Chapitre 38 : Comportement étrange

5 minutes de lecture

Moyennement remotivée, tout en essayant d’ignorer au maximum ma découverte, je me lave les mains et décide de rejoindre Daegan dans le salon en faisant mine de n’avoir rien vu. Après tout, je n’ai pas le droit d’imaginer quelconques scénarios le concernant, car de toutes évidences, nous ne sommes aucunement liés et en plus, je suis entièrement coupable d’avoir ouvert ce tiroir. C’était un endroit secret auquel je n’aurai pas dû avoir accès !

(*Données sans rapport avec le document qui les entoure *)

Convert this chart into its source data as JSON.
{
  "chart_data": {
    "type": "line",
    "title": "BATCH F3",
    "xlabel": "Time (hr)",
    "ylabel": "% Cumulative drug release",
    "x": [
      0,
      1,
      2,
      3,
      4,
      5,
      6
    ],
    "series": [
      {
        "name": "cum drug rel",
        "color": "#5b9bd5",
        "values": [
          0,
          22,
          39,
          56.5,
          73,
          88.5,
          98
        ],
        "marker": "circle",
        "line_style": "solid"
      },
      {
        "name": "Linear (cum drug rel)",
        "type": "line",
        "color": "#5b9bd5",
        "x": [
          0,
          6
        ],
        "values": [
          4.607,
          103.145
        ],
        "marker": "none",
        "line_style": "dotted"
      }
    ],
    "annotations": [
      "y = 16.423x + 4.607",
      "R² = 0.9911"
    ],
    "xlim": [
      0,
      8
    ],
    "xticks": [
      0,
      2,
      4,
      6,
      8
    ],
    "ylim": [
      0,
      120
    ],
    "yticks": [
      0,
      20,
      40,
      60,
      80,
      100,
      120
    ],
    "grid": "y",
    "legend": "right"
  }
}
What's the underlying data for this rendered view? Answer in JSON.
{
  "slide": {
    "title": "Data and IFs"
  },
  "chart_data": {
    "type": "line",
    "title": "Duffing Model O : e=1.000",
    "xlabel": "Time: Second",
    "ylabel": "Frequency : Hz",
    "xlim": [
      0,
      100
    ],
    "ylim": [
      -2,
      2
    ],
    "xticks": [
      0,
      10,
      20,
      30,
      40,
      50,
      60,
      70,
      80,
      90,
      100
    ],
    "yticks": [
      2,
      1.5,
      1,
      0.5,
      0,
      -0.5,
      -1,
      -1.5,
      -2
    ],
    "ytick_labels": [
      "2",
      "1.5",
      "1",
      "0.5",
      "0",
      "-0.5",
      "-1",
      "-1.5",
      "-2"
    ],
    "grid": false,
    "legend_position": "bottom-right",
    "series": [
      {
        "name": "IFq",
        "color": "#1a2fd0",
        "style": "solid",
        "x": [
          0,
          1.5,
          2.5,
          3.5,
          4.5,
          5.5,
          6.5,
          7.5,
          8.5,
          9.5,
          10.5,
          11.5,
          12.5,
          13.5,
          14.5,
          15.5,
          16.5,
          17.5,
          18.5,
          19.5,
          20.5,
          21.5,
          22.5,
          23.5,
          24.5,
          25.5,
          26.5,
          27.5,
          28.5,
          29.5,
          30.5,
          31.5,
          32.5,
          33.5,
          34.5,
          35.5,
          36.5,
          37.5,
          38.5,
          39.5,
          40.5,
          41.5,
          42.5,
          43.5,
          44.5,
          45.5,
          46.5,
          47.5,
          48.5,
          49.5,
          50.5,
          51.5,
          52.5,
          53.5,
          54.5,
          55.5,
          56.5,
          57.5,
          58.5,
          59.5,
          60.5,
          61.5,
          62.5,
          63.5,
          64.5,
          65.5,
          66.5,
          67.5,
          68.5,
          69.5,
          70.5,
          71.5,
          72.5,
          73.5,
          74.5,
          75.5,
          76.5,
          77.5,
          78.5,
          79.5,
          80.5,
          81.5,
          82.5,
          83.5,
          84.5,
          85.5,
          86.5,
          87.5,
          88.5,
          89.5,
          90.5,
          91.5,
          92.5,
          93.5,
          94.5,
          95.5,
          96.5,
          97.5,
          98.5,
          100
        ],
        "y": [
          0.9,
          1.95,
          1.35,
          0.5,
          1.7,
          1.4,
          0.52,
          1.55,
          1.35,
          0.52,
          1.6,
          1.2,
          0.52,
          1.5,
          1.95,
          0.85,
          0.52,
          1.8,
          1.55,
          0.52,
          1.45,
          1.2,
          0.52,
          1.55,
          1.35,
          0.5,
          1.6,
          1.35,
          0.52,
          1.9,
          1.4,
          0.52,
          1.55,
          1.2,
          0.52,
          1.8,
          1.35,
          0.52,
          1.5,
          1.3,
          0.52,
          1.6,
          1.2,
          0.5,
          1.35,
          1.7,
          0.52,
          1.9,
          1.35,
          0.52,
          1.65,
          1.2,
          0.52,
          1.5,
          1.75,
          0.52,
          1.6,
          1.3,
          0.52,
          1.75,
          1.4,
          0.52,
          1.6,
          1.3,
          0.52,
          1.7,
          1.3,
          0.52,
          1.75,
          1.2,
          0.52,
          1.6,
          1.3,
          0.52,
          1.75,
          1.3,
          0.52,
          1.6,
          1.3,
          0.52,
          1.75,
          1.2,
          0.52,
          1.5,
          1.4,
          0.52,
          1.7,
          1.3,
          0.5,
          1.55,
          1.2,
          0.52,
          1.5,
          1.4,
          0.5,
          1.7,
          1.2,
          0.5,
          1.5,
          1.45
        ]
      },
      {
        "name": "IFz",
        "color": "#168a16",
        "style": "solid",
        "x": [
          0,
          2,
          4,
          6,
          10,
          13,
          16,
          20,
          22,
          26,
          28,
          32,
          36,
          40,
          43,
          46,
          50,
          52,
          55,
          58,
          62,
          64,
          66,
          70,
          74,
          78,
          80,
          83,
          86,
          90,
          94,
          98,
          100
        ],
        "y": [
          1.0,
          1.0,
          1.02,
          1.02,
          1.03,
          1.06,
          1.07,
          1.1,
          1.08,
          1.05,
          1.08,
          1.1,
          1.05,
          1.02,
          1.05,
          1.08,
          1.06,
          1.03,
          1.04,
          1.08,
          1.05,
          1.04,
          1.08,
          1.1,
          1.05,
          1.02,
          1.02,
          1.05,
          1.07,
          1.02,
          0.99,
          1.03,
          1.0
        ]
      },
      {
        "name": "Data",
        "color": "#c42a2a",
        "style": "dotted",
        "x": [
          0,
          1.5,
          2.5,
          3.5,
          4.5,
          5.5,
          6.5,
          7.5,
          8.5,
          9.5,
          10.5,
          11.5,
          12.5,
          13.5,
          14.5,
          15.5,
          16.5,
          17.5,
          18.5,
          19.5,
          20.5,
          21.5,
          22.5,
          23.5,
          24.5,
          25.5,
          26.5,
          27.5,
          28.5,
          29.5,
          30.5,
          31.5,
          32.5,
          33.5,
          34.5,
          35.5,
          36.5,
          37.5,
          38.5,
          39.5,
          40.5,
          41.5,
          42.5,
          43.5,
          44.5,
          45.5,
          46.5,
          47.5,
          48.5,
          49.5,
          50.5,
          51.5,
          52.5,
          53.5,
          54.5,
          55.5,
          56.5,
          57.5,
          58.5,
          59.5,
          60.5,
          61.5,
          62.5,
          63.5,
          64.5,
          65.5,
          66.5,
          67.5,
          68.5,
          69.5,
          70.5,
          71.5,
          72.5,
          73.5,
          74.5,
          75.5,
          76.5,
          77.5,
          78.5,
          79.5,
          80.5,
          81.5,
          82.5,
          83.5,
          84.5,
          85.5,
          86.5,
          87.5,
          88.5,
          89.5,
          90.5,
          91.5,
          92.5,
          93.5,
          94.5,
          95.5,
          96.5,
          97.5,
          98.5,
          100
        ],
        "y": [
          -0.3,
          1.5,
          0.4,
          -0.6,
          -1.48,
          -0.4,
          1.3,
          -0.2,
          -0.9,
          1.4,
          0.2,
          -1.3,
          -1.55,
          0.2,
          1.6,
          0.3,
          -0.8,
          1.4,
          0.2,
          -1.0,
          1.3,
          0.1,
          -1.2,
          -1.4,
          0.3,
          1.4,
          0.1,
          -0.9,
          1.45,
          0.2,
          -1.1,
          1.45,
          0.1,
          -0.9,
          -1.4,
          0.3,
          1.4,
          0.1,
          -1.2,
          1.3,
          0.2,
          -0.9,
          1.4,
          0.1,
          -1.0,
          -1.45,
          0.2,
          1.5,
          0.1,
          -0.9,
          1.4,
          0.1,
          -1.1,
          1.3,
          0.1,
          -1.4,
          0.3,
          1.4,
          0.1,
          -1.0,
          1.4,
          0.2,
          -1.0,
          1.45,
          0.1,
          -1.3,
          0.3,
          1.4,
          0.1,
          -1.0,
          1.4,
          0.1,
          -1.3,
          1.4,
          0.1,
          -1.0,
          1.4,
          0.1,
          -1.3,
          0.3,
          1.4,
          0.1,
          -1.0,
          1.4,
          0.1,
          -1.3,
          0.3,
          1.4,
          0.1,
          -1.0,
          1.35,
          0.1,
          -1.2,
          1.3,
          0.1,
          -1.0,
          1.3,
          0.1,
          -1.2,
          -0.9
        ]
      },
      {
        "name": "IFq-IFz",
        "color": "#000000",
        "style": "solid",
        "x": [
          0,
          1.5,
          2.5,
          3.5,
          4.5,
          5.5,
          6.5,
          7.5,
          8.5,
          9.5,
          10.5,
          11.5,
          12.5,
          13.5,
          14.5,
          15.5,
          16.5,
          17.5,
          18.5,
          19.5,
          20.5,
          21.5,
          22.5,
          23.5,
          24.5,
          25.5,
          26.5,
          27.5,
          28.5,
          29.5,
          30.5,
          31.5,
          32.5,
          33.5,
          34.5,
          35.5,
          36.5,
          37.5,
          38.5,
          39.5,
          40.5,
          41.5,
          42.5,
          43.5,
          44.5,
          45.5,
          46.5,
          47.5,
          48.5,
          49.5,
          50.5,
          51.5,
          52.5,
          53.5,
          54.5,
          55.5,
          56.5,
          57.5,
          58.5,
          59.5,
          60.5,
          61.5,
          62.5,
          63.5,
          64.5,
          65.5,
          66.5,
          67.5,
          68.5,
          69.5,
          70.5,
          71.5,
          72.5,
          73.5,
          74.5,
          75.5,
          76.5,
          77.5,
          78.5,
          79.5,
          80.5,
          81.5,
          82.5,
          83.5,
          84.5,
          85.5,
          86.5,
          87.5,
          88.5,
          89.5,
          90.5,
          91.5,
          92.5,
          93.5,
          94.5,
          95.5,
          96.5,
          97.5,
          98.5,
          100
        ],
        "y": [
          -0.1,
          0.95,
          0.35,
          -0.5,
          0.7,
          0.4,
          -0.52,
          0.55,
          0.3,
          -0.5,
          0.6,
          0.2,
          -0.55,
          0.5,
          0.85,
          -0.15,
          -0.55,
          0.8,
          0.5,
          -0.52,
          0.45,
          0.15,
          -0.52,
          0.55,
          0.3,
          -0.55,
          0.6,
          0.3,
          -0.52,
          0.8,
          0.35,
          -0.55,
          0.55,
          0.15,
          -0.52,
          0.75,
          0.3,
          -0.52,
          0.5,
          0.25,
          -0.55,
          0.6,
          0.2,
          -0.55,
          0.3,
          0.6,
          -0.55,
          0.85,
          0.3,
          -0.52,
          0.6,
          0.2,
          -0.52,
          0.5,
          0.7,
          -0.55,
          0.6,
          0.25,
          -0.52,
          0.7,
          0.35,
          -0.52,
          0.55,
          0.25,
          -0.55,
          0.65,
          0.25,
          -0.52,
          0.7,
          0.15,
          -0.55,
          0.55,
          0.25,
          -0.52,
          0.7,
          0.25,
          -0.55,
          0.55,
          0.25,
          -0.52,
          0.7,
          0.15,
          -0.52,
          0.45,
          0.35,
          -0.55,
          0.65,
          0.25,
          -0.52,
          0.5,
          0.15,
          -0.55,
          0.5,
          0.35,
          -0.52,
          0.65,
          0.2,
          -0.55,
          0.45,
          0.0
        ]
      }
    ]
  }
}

Je souffle un bon coup, un peu plus sûre de moi et ouvre la porte en ajustant ma culotte. C’est alors que le son de sa voix m’interpelle lorsque je sors des toilettes. À pas de chat, je me dirige vers le salon en longeant les murs du couloir. J’essaie de ne faire aucun bruit afin d’écouter sa conversation qui se déroule tout bas.

— Non, je t’ai dit que je n’étais pas disponible ce soir… On verra plus tard… Putain, mais t’es bouchée ou quoi ? Lâche l’affaire, je t’appellerais demain ! ... Ouais… Ok, bye…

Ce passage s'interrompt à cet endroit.